By Friday afternoon, more than 200 people were permitted to check out of the hospital after being treated, according to Health Minister Adel Adawy.

Adawy said that tests conducted on patients would take at least three days to yield results, and cautioned against making any assumptions about the cause of the outbreak before then.

Water Resources and Irrigation Minister Hossam Maghazy ruled out any link between the Sharqiya poisonings and the recent phosphate spill in the Nile River. On Tuesday a barge carrying 500 tons of phosphates capsized in the Nile in the Upper Egyptian governorate of Qena.

Other analysts have also said the mass illness was not linked to the spill, as several other governorates that lie between Qena and Sharqiya — including Cairo, Assiut, Minya and Fayoum — did not report any complaints with the water, or any other adverse effects that could be traced back to the spill, MENA reported.

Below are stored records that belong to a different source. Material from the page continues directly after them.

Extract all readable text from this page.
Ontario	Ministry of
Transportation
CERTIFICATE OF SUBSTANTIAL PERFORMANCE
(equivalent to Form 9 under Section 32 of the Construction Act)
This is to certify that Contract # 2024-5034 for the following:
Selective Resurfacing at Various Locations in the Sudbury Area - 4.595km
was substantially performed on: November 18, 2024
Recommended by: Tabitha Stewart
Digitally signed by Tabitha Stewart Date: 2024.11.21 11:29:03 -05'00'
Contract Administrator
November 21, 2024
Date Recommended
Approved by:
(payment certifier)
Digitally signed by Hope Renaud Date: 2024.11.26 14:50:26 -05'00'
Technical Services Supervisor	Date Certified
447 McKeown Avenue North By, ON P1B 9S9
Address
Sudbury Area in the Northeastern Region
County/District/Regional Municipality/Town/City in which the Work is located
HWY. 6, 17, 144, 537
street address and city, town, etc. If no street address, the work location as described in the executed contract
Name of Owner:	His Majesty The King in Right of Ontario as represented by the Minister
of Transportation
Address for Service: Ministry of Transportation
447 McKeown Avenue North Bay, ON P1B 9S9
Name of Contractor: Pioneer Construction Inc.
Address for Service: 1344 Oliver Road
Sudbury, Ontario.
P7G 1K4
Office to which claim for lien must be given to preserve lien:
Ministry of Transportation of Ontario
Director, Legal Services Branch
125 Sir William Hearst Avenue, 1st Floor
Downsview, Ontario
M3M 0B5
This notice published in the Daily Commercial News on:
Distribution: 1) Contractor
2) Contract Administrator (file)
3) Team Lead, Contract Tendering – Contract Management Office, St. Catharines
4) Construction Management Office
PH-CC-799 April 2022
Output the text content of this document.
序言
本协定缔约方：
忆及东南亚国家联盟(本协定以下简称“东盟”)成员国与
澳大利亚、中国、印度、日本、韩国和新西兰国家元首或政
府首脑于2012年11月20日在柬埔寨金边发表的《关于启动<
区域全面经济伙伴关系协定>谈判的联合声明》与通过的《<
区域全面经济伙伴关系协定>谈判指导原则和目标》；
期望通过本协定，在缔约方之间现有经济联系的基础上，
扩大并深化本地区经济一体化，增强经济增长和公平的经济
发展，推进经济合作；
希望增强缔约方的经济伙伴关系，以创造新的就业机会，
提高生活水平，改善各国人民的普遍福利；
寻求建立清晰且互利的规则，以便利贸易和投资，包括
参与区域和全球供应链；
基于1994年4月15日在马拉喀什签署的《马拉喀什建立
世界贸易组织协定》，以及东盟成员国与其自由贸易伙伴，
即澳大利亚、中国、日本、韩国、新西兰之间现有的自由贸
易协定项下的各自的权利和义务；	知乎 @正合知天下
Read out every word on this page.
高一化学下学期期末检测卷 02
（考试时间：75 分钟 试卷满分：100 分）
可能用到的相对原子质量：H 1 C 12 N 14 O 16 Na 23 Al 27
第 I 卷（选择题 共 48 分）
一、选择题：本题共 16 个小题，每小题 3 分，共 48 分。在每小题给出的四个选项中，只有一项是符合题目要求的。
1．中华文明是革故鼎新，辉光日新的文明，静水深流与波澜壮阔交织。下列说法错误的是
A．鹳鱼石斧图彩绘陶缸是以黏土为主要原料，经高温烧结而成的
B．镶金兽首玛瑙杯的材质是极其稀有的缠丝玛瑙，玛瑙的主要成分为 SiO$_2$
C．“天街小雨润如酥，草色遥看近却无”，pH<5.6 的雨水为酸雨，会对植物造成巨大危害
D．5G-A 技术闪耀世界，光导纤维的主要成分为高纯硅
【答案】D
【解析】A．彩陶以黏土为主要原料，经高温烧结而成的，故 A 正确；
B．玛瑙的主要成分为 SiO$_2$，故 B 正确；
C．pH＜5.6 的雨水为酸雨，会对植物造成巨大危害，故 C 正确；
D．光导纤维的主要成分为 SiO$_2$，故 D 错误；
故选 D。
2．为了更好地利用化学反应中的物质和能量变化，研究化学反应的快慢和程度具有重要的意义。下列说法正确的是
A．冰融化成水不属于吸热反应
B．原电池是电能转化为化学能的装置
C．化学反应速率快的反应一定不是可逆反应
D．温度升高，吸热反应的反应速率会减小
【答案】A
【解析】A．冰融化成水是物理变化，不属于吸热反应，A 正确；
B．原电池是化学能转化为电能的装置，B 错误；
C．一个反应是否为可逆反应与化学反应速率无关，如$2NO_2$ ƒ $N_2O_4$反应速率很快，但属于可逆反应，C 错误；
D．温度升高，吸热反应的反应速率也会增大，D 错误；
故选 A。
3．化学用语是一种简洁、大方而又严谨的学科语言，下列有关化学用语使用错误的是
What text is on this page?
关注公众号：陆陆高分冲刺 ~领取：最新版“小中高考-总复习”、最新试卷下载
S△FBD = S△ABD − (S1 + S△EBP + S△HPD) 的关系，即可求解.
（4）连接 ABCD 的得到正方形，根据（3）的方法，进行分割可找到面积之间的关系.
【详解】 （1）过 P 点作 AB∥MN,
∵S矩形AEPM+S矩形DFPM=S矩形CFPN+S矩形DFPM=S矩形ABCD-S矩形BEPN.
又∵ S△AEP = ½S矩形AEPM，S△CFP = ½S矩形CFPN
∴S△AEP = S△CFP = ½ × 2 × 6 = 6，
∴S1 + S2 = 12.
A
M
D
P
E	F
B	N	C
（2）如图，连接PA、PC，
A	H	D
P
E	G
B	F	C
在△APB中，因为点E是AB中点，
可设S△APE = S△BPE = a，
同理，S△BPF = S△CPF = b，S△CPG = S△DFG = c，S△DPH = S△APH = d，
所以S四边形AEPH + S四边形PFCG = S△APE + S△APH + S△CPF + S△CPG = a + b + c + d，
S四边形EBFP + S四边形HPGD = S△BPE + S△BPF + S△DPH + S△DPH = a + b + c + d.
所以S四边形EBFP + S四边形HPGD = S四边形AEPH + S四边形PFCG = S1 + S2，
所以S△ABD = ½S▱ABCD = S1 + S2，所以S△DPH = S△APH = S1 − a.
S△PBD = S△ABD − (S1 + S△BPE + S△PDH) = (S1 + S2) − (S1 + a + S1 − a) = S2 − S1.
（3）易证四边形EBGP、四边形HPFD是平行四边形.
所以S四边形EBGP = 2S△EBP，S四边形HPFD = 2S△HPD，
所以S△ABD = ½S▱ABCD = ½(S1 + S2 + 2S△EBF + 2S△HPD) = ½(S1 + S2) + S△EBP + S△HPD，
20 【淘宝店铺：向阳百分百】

After the barge accident, government officials said that the spill would pose no threat to human health. Gameela Hussein, a water pollution specialist at Egypt’s National Research Center,  also told Mada Masr that phosphates — which are present in all living cells — are not toxic for humans or other wildlife.

Tuesday’s spill is most likely to cause an increase in the growth of algae, which thrives on the influx of nutrients from the phosphates. An algae bloom could cause problems for water treatment, because more chemicals, such as chlorine and aluminum sulphates, would be needed to remove algae from drinking water. 

Egypt depends on the Nile for nearly all of its drinking and agricultural water. According to the World Health Organization, health problems caused by unsafe drinking water and poor sanitation are estimated to be responsible for 2.8 percent of deaths in Egypt, including 13 percent of deaths of children under five years old.